The one before Airka read ‘Wignot’.

She and him had talked of this day.  Sometimes in hope after a major battle, other times as a source of hope after a fight was lost.  Sometimes simply when they found themselves stuck out in the rain.  Holding to going home as a warmth against their struggles.  She wasn’t sure either of them believed they would actually get to go home.  Airka certainly hadn’t when she heard that her parents had died in a senseless raid.

She certainly didn’t think that she would be going home without Wig.

As her eyes stung, she thought about what they had talked about.  Wig hadn’t had anywhere to really go, he’d been pulled off of the streets of Koric and sent to go fight.  A young man on the street wasn’t trouble that the city needed when a war had started.  Airka though had her family’s farm, had at the time still had a family.  At a minimum, they could both adjust back to whatever the world looked like after the war there before figuring out what either of them wanted to do.

She wasn’t sure she’d figure that out even if she had years there now.

More importantly in the moment she wasn’t sure what to say.  All the power she had wielded in the battle, her arm still bandaged up from what the magic of the spear had done to her, hadn’t meant she could save him.  Instead it had been Wignot that had saved her.  Which she suppose was a place to start.

“I don’t know what any of this is going to look like,” she started, her voice a whisper.  “I doubt I’ll have much time whatever it is, but if nothing else I owe it to you to try.  This all has been a short part of our lives in the grand scheme of things,” a laugh that was more of a cry escaped her.  “Yet everything else seems small by comparison.”  She took a breath, her right hand was at least able now to wipe away the tears that were freely flowing.  “I’m gonna miss you Wig.  I’m gonna miss your tea always being better brewed than mine.  I’m gonna miss talking when neither of us could sleep.”  She took a deep breath before she continued.  “I’m gonna miss having you to count on and help me look after…everything.”

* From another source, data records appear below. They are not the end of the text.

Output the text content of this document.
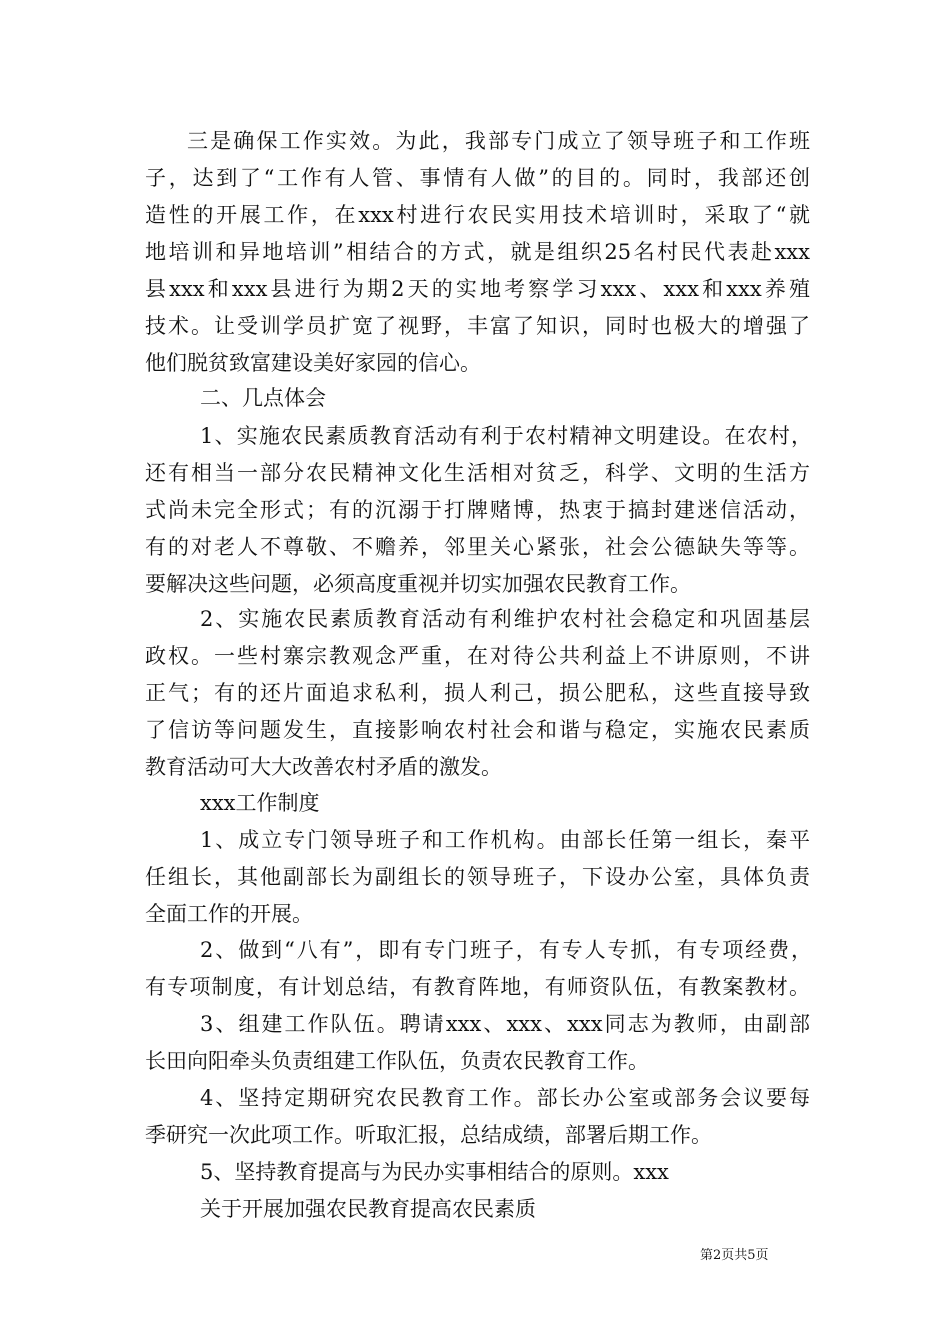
三是确保工作实效。为此，我部专门成立了领导班子和工作班
子，达到了“工作有人管、事情有人做”的目的。同时，我部还创
造性的开展工作，在xxx村进行农民实用技术培训时，采取了“就
地培训和异地培训”相结合的方式，就是组织25名村民代表赴xxx
县xxx和xxx县进行为期2天的实地考察学习xxx、xxx和xxx养殖
技术。让受训学员扩宽了视野，丰富了知识，同时也极大的增强了
他们脱贫致富建设美好家园的信心。
二、几点体会
1、实施农民素质教育活动有利于农村精神文明建设。在农村，
还有相当一部分农民精神文化生活相对贫乏，科学、文明的生活方
式尚未完全形式；有的沉溺于打牌赌博，热衷于搞封建迷信活动，
有的对老人不尊敬、不赡养，邻里关心紧张，社会公德缺失等等。
要解决这些问题，必须高度重视并切实加强农民教育工作。
2、实施农民素质教育活动有利维护农村社会稳定和巩固基层
政权。一些村寨宗教观念严重，在对待公共利益上不讲原则，不讲
正气；有的还片面追求私利，损人利己，损公肥私，这些直接导致
了信访等问题发生，直接影响农村社会和谐与稳定，实施农民素质
教育活动可大大改善农村矛盾的激发。
xxx工作制度
1、成立专门领导班子和工作机构。由部长任第一组长，秦平
任组长，其他副部长为副组长的领导班子，下设办公室，具体负责
全面工作的开展。
2、做到“八有”，即有专门班子，有专人专抓，有专项经费，
有专项制度，有计划总结，有教育阵地，有师资队伍，有教案教材。
3、组建工作队伍。聘请xxx、xxx、xxx同志为教师，由副部
长田向阳牵头负责组建工作队伍，负责农民教育工作。
4、坚持定期研究农民教育工作。部长办公室或部务会议要每
季研究一次此项工作。听取汇报，总结成绩，部署后期工作。
5、坚持教育提高与为民办实事相结合的原则。xxx
关于开展加强农民教育提高农民素质
第2页共5页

She held a spear in her left hand.  It wasn’t Brokel’s spear, rather it was a simple one, one she had been issued.  Showing plenty of wear and unadorned.  The spear was the one she had used for most of the war.  She buried the spearhead in the dirt next to Wignot’s headstone.  “I don’t intend to need this anymore, and I want to send you off with one just in case you need to save someone else where ever you are.”  Airka stood silently for a moment.  Her throat ached like it hadn’t in days and after a moment of thought she nodded.  “Goodbye Wig, and thank you.”

With that Airka turned and slowly strode down to the waiting soldiers and the horses.  To whatever would come next.